- Location in Turkey Akselendi (Turkey Aegean)
- Coordinates: 38°46′37″N 27°52′42″E﻿ / ﻿38.77694°N 27.87833°E
- Country: Turkey
- Province: Manisa
- District: Akhisar
- Population (2024): 1,985
- Time zone: UTC+3 (TRT)

= Akselendi =

Neighbourhood of Akhisar in Manisa, Turkey

Akselendi is a neighbourhood of the municipality and district of Akhisar, Manisa Province, Turkey. It had a population of 1,985 as of 2024.

== Archaeology ==
Akselendi, located just east of the ancient Lydian town of Hierocaesarea, has yielded several notable archaeological finds.
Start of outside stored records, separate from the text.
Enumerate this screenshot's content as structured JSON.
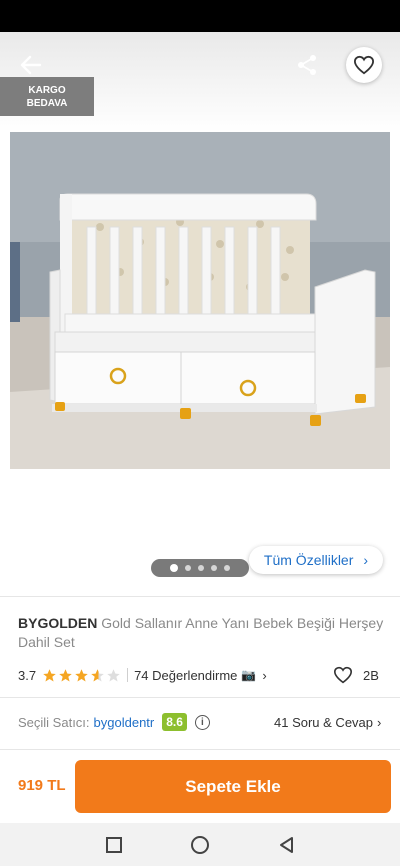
{
  "badge": {
    "line1": "KARGO",
    "line2": "BEDAVA"
  },
  "icons": {
    "back": "arrow-left-icon",
    "share": "share-icon",
    "favorite": "heart-outline-icon"
  },
  "gallery": {
    "dot_count": 5,
    "active_dot": 0
  },
  "features_button": {
    "label": "Tüm Özellikler",
    "chevron": "›"
  },
  "product": {
    "brand": "BYGOLDEN",
    "name": "Gold Sallanır Anne Yanı Bebek Beşiği Herşey Dahil Set"
  },
  "rating": {
    "value": "3.7",
    "stars": 3.7,
    "review_text": "74 Değerlendirme",
    "camera": "📷",
    "chevron": "›",
    "likes": "2B"
  },
  "seller": {
    "label": "Seçili Satıcı:",
    "name": "bygoldentr",
    "score": "8.6",
    "info": "i",
    "qa_text": "41 Soru & Cevap",
    "qa_chevron": "›"
  },
  "checkout": {
    "price": "919 TL",
    "button": "Sepete Ekle"
  },
  "colors": {
    "accent": "#f27a1a",
    "link": "#1f6fc7",
    "score": "#8dbf2e",
    "star": "#f5a623"
  }
}
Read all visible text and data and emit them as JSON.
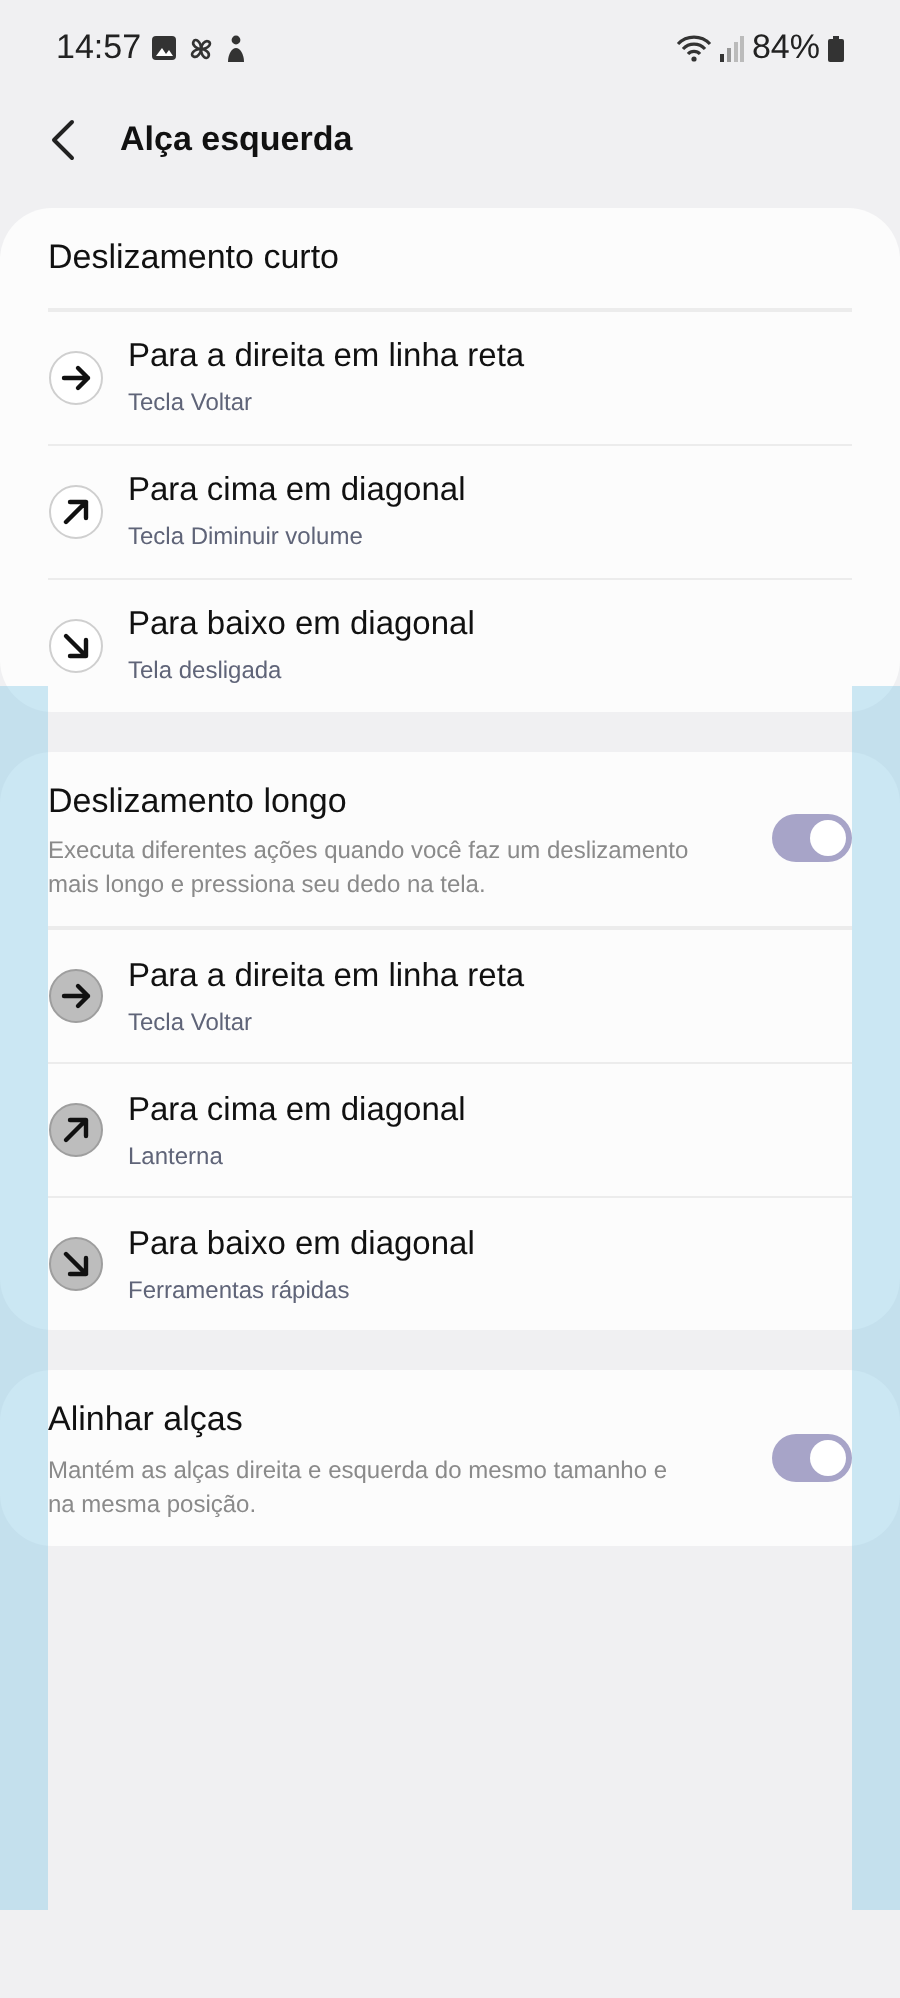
{
  "status_bar": {
    "time": "14:57",
    "battery": "84%"
  },
  "header": {
    "title": "Alça esquerda"
  },
  "sections": [
    {
      "title": "Deslizamento curto",
      "icons_filled": false,
      "rows": [
        {
          "kind": "right",
          "title": "Para a direita em linha reta",
          "subtitle": "Tecla Voltar"
        },
        {
          "kind": "up_right",
          "title": "Para cima em diagonal",
          "subtitle": "Tecla Diminuir volume"
        },
        {
          "kind": "down_right",
          "title": "Para baixo em diagonal",
          "subtitle": "Tela desligada"
        }
      ]
    },
    {
      "title": "Deslizamento longo",
      "description": "Executa diferentes ações quando você faz um deslizamento mais longo e pressiona seu dedo na tela.",
      "on": true,
      "icons_filled": true,
      "rows": [
        {
          "kind": "right",
          "title": "Para a direita em linha reta",
          "subtitle": "Tecla Voltar"
        },
        {
          "kind": "up_right",
          "title": "Para cima em diagonal",
          "subtitle": "Lanterna"
        },
        {
          "kind": "down_right",
          "title": "Para baixo em diagonal",
          "subtitle": "Ferramentas rápidas"
        }
      ]
    },
    {
      "title": "Alinhar alças",
      "description": "Mantém as alças direita e esquerda do mesmo tamanho e na mesma posição.",
      "on": true
    }
  ]
}
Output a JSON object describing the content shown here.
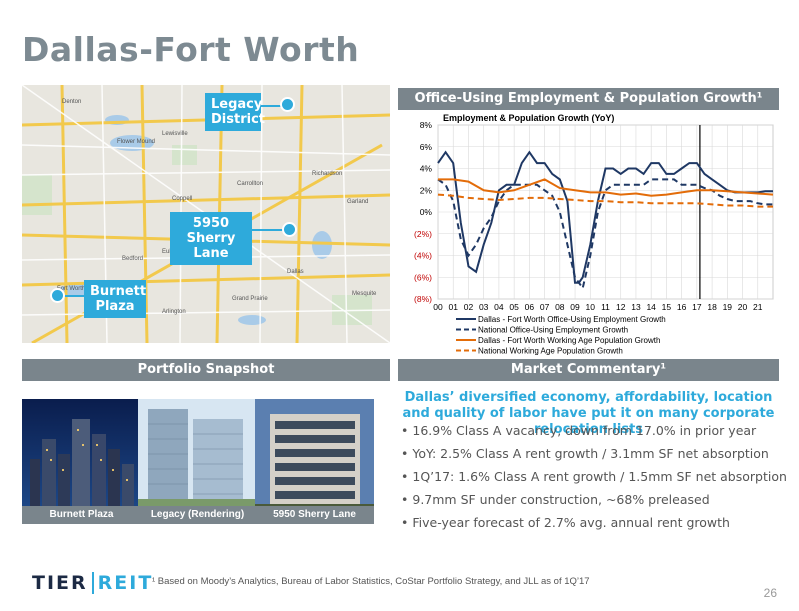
{
  "title": "Dallas-Fort Worth",
  "map": {
    "labels": [
      {
        "text": "Legacy\nDistrict",
        "name": "legacy-district"
      },
      {
        "text": "5950 Sherry\nLane",
        "name": "sherry-lane"
      },
      {
        "text": "Burnett\nPlaza",
        "name": "burnett-plaza"
      }
    ],
    "place_names": [
      "Flower Mound",
      "Lewisville",
      "Carrollton",
      "Richardson",
      "Garland",
      "Coppell",
      "Irving",
      "Dallas",
      "Fort Worth",
      "Arlington",
      "Grand Prairie",
      "Bedford",
      "Euless",
      "Mesquite",
      "Denton"
    ]
  },
  "headers": {
    "chart": "Office-Using Employment & Population Growth¹",
    "portfolio": "Portfolio Snapshot",
    "commentary": "Market Commentary¹"
  },
  "photos": [
    {
      "caption": "Burnett Plaza"
    },
    {
      "caption": "Legacy (Rendering)"
    },
    {
      "caption": "5950 Sherry Lane"
    }
  ],
  "commentary": {
    "headline": "Dallas’ diversified economy, affordability, location and quality of labor have put it on many corporate relocation lists",
    "bullets": [
      "16.9% Class A vacancy, down from 17.0% in prior year",
      "YoY: 2.5% Class A rent growth / 3.1mm SF net absorption",
      "1Q’17: 1.6% Class A rent growth / 1.5mm SF net absorption",
      "9.7mm SF under construction, ~68% preleased",
      "Five-year forecast of 2.7% avg. annual rent growth"
    ]
  },
  "footer": {
    "logo_left": "TIER",
    "logo_right": "REIT",
    "footnote": "¹ Based on Moody’s Analytics, Bureau of Labor Statistics, CoStar Portfolio Strategy, and JLL as of 1Q’17",
    "page": "26"
  },
  "chart_data": {
    "type": "line",
    "title": "Employment & Population Growth (YoY)",
    "x_tick_labels": [
      "00",
      "01",
      "02",
      "03",
      "04",
      "05",
      "06",
      "07",
      "08",
      "09",
      "10",
      "11",
      "12",
      "13",
      "14",
      "15",
      "16",
      "17",
      "18",
      "19",
      "20",
      "21"
    ],
    "xlim": [
      2000,
      2022
    ],
    "ylim": [
      -8,
      8
    ],
    "y_ticks": [
      8,
      6,
      4,
      2,
      0,
      -2,
      -4,
      -6,
      -8
    ],
    "y_tick_labels": [
      "8%",
      "6%",
      "4%",
      "2%",
      "0%",
      "(2%)",
      "(4%)",
      "(6%)",
      "(8%)"
    ],
    "vertical_marker": 2017.2,
    "colors": {
      "dfw_emp": "#1f3864",
      "nat_emp": "#1f3864",
      "dfw_pop": "#e36c09",
      "nat_pop": "#e36c09",
      "neg_tick": "#c00000"
    },
    "series": [
      {
        "name": "Dallas - Fort Worth Office-Using Employment Growth",
        "style": "solid",
        "color": "#1f3864",
        "x": [
          2000,
          2000.5,
          2001,
          2001.5,
          2002,
          2002.5,
          2003,
          2003.5,
          2004,
          2004.5,
          2005,
          2005.5,
          2006,
          2006.5,
          2007,
          2007.5,
          2008,
          2008.5,
          2009,
          2009.25,
          2009.5,
          2010,
          2010.5,
          2011,
          2011.5,
          2012,
          2012.5,
          2013,
          2013.5,
          2014,
          2014.5,
          2015,
          2015.5,
          2016,
          2016.5,
          2017,
          2017.5,
          2018,
          2018.5,
          2019,
          2019.5,
          2020,
          2020.5,
          2021,
          2021.5,
          2022
        ],
        "y": [
          4.5,
          5.5,
          4.5,
          -1,
          -5,
          -5.5,
          -3,
          -1,
          2,
          2.5,
          2.5,
          4.5,
          5.5,
          4.5,
          4.5,
          3.5,
          3,
          1,
          -6.5,
          -6.5,
          -6,
          -3,
          1,
          4,
          4,
          3.5,
          4,
          4,
          3.5,
          4.5,
          4.5,
          3.5,
          3.5,
          4,
          4.5,
          4.5,
          3.5,
          3,
          2.5,
          2,
          1.8,
          1.8,
          1.8,
          1.8,
          1.9,
          1.9
        ]
      },
      {
        "name": "National Office-Using Employment Growth",
        "style": "dashed",
        "color": "#1f3864",
        "x": [
          2000,
          2000.5,
          2001,
          2001.5,
          2002,
          2002.5,
          2003,
          2003.5,
          2004,
          2004.5,
          2005,
          2005.5,
          2006,
          2006.5,
          2007,
          2007.5,
          2008,
          2008.5,
          2009,
          2009.5,
          2010,
          2010.5,
          2011,
          2011.5,
          2012,
          2012.5,
          2013,
          2013.5,
          2014,
          2014.5,
          2015,
          2015.5,
          2016,
          2016.5,
          2017,
          2017.5,
          2018,
          2018.5,
          2019,
          2019.5,
          2020,
          2020.5,
          2021,
          2021.5,
          2022
        ],
        "y": [
          3,
          2.5,
          1,
          -2.5,
          -4,
          -3,
          -1.5,
          -0.5,
          1,
          2,
          2.5,
          2.5,
          2.5,
          2.5,
          2,
          1.5,
          0,
          -3,
          -6,
          -7,
          -4,
          0,
          2,
          2.5,
          2.5,
          2.5,
          2.5,
          2.5,
          3,
          3,
          3,
          3,
          2.5,
          2.5,
          2.5,
          2.2,
          2,
          1.5,
          1.2,
          1,
          1,
          1,
          0.8,
          0.7,
          0.7
        ]
      },
      {
        "name": "Dallas - Fort Worth Working Age Population Growth",
        "style": "solid",
        "color": "#e36c09",
        "x": [
          2000,
          2001,
          2002,
          2003,
          2004,
          2005,
          2006,
          2007,
          2008,
          2009,
          2010,
          2011,
          2012,
          2013,
          2014,
          2015,
          2016,
          2017,
          2018,
          2019,
          2020,
          2021,
          2022
        ],
        "y": [
          3,
          3,
          2.8,
          2,
          1.8,
          2,
          2.5,
          3,
          2.2,
          2,
          1.8,
          1.8,
          1.6,
          1.7,
          1.5,
          1.6,
          1.8,
          2,
          2,
          1.9,
          1.8,
          1.7,
          1.6
        ]
      },
      {
        "name": "National Working Age Population Growth",
        "style": "dashed",
        "color": "#e36c09",
        "x": [
          2000,
          2001,
          2002,
          2003,
          2004,
          2005,
          2006,
          2007,
          2008,
          2009,
          2010,
          2011,
          2012,
          2013,
          2014,
          2015,
          2016,
          2017,
          2018,
          2019,
          2020,
          2021,
          2022
        ],
        "y": [
          1.6,
          1.5,
          1.3,
          1.2,
          1.1,
          1.2,
          1.3,
          1.3,
          1.2,
          1.1,
          1,
          1,
          0.9,
          0.9,
          0.8,
          0.8,
          0.8,
          0.8,
          0.7,
          0.6,
          0.6,
          0.5,
          0.5
        ]
      }
    ],
    "legend_position": "bottom"
  }
}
One marble stele discovered at the site preserves a series of dedications made by people named Ammein and Neikomachos. The inscriptions commemorate multiple relatives, including Ariston, Soterichos, and Neikomachos himself, and reflect a multi-generational memorial practice. The term progonos in the inscription suggests that Ariston was likely a step-son of Neikomachos.

Another stele from Akselendi features carved symbols above the text, including a comb, a wreath, and what appear to be mirrors, and commemorates a young woman named Meltines. The text names her parents, Diophantos and Ammias, her grandmother Meltine, and her brothers Menekrates and Diophantos, along with other relatives who participated in the dedication.